L’influence de la participation citoyenne est remise en question. Alors que les dispositifs démocratiques peinent à se renouveler et à toucher la majorité de la population, les collectifs de « voisins vigilants » prolifèrent sous couvert d’engagement civique. Cette confusion des genres menace les fondements mêmes de la démocratie participative.
L’imposture de la « participation sécuritaire »
Appelons les choses par leur nom : la vigilance de quartier n’est pas de la participation citoyenne. Elle en est même l’antithèse. Là où la vraie participation vise l’inclusion et l’intérêt général, la vigilance exclut et divise. Là où la démocratie participative cherche à construire du commun, la surveillance de voisinage érige des barrières.
Les 70 000 communautés référencées sur voisinsvigilants.org et les 1000 mairies partenaires témoignent d’une dérive inquiétante : la privatisation rampante de la sécurité publique, habillée du noble vocable de « participation citoyenne ». Cette confusion sémantique n’est pas innocente.
La vraie participation citoyenne : un modèle menacé
La participation citoyenne authentique repose sur des principes clairs que nous devons défendre sans concession. Les assemblées citoyennes, budgets participatifs ou conseils de quartier incarnent d’abord une inclusion universelle : ils s’adressent à toutes et tous, sans distinction, créant du lien social là où la vigilance génère de la méfiance. Ces dispositifs portent ensuite une logique de construction collective, visant à améliorer la vie commune par la coopération pour produire des projets, des solutions, des compromis démocratiques. Enfin, ils garantissent la transparence institutionnelle en s’inscrivant dans un cadre légal précis, avec des règles connues et des contre-pouvoirs, rendant des comptes aux citoyen·nes et aux élu·es.

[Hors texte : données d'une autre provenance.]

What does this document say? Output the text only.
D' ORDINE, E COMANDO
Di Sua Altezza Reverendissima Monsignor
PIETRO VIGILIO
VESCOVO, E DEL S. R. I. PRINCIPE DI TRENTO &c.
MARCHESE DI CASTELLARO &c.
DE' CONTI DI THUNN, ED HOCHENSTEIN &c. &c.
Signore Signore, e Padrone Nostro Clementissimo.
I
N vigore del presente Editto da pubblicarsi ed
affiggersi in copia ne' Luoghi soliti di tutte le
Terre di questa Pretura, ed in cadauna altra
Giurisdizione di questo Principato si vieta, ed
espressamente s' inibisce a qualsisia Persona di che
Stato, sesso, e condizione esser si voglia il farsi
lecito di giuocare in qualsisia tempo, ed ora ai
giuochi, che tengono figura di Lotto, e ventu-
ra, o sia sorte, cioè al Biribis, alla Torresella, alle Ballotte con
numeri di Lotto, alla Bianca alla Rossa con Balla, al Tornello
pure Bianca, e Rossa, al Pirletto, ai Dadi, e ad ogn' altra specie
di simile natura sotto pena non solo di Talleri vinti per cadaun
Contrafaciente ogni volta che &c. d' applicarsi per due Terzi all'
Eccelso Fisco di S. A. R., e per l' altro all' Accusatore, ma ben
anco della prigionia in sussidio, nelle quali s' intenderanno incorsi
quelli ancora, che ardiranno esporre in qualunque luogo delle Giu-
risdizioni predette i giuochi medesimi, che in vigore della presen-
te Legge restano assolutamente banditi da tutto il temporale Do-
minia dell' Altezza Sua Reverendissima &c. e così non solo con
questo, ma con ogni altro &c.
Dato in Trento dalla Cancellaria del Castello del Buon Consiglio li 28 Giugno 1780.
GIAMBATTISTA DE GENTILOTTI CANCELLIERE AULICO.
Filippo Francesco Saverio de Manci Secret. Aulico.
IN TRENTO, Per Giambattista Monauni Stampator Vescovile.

Cette participation-là transforme positivement les territoires et renforce la cohésion sociale. Elle mérite d’être défendue et développée.
Les dérives d'un système de surveillance généralisée
Face à cette participation constructive, les collectifs de vigilance représentent un modèle opposé et dangereux. En érigeant la surveillance comme norme sociale, ils transforment chaque citoyen en auxiliaire de police et créent une société de défiance généralisée où le soupçon devient le mode de relation dominant. Cette approche repose sur une subjectivité discriminatoire profondément problématique : qui décide de ce qui est « suspect » ? Sur quels critères ? L’histoire nous enseigne que ces jugements portent invariablement sur l’apparence, l’origine, la classe sociale.
Au-delà de ces questions éthiques, ces dispositifs cultivent une illusion sécuritaire : ils ne résolvent aucun problème de fond, déplacent la criminalité, créent de faux sentiments de sécurité et détournent l’attention des vraies solutions. Plus grave encore, cette miliciarisation rampante franchit une ligne rouge démocratique quand des groupes privés s’arrogent des prérogatives de maintien de l’ordre.
Le symptôme d'un abandon politique
Cette dérive révèle un constat accablant : l’abandon de la police de proximité en 2003 a créé un vide que le secteur privé s’empresse de combler. Plutôt que de restaurer un service public de sécurité de qualité, les pouvoirs publics externalisent leurs responsabilités vers des dispositifs privés non contrôlés.
Cette privatisation déguisée constitue un double échec : échec sécuritaire, car elle ne traite pas les causes de l’insécurité ; échec démocratique, car elle substitue la surveillance citoyenne au débat public sur les politiques d’investissements dans les services publics.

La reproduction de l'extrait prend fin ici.